Monday, March 12, 2018

Driverless cars can't arrive too soon for me

We humans are just not good enough at driving to be trusted with cars. And even if we are pretty good drivers, our human operating systems can go very wrong, very suddenly.
  • New York is buzzing about the city's failure to file charges against a woman whose car killed two children and injured their mother in a crosswalk. Police say she may have had a stroke and simply isn't chargeable under current vehicular laws.
  • An 88 year old friend of mine who was driving alone recently found herself (and her car) in a snowbank, smack up against a sign post. She couldn't say what had happened.
  • At 89, my own mother had some sort of TIA (transient ischemic attack) while backing her car up in a parking lot, hit the gas instead of the brake, killed one woman, injured another, and hit three parked cars. She had no memory of the event, mercifully, and, of course, never drove again. There were no charges.
This sort of thing is simply going to happen more and more frequently as the proportion of the U.S. population that is older and thus more vulnerable to sudden health failures increases. According to the Census, there will be close to three times as many people over 85 by mid-century as there are today. If we remain a society as car dependent as we are today, lots of us will be driving until we either die or have a disastrous accident. There'll be no other way to take care of ourselves. We've made driving a vital marker of independence. Many of us will have the good sense to stop before we have an accident, but these events can happen without warning -- and we may feel we can't live satisfying elder lives without driving.
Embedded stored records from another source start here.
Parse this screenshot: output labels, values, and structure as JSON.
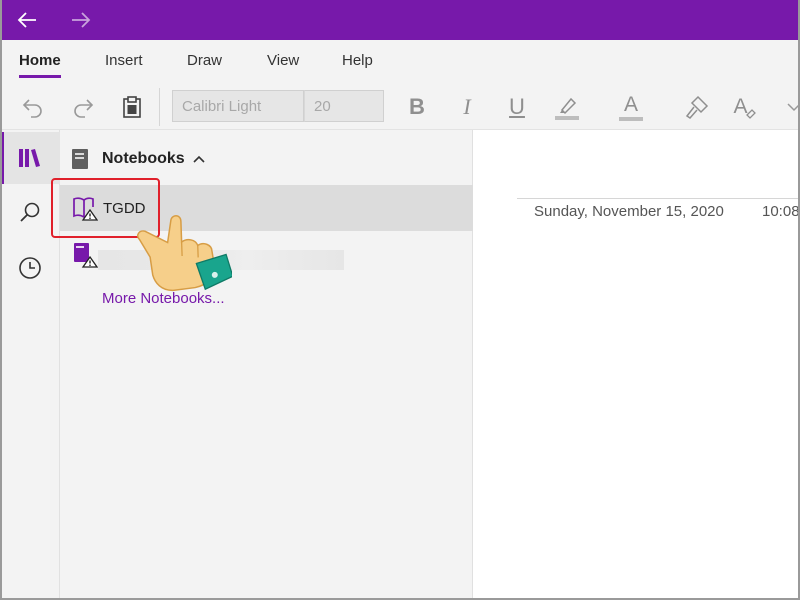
{
  "colors": {
    "accent": "#7719aa",
    "highlight_box": "#e0202b",
    "hand_skin": "#f6cf8a",
    "hand_cuff": "#19a58d"
  },
  "titlebar": {
    "back_icon": "arrow-left-icon",
    "forward_icon": "arrow-right-icon"
  },
  "tabs": [
    {
      "label": "Home",
      "active": true
    },
    {
      "label": "Insert"
    },
    {
      "label": "Draw"
    },
    {
      "label": "View"
    },
    {
      "label": "Help"
    }
  ],
  "toolbar": {
    "font_name": "Calibri Light",
    "font_size": "20",
    "bold": "B",
    "italic": "I",
    "underline": "U",
    "font_color": "A",
    "text_effects": "A",
    "icons": [
      "undo-icon",
      "redo-icon",
      "clipboard-icon",
      "highlighter-icon",
      "format-painter-icon",
      "clear-formatting-icon",
      "chevron-down-icon"
    ]
  },
  "rail": {
    "items": [
      "notebooks-icon",
      "search-icon",
      "recent-clock-icon"
    ]
  },
  "notebooks_pane": {
    "header": "Notebooks",
    "items": [
      {
        "label": "TGDD",
        "selected": true,
        "icon": "open-book-warning-icon"
      },
      {
        "label": "",
        "icon": "notebook-warning-icon",
        "blurred": true
      }
    ],
    "more_link": "More Notebooks..."
  },
  "page": {
    "date": "Sunday, November 15, 2020",
    "time": "10:08"
  }
}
There are plenty of skeptics about the potential of self-driving cars; maybe this technology is a pipe dream or a scam. But I doubt it; there's money to be made by reducing the amount of human driver-labor (trucks, passenger rides) that has to be paid for. If the technology proves also a boon to old people, that's just a by-product.

Autonomous cars are now legally out and about in California. Yes, there still must be a human driver aboard in case of crisis and any accident, ever the most minor fender-bender, must be reported to the DMV. (I snapped the photo above on Potrero Hill while Walking San Francisco; there seem to be a lot of them up there.) It will take lots of miles of service for the technology to become more certain.

I'm ready for true self-driving cars to arrive! On this subject, I'm believing the hype.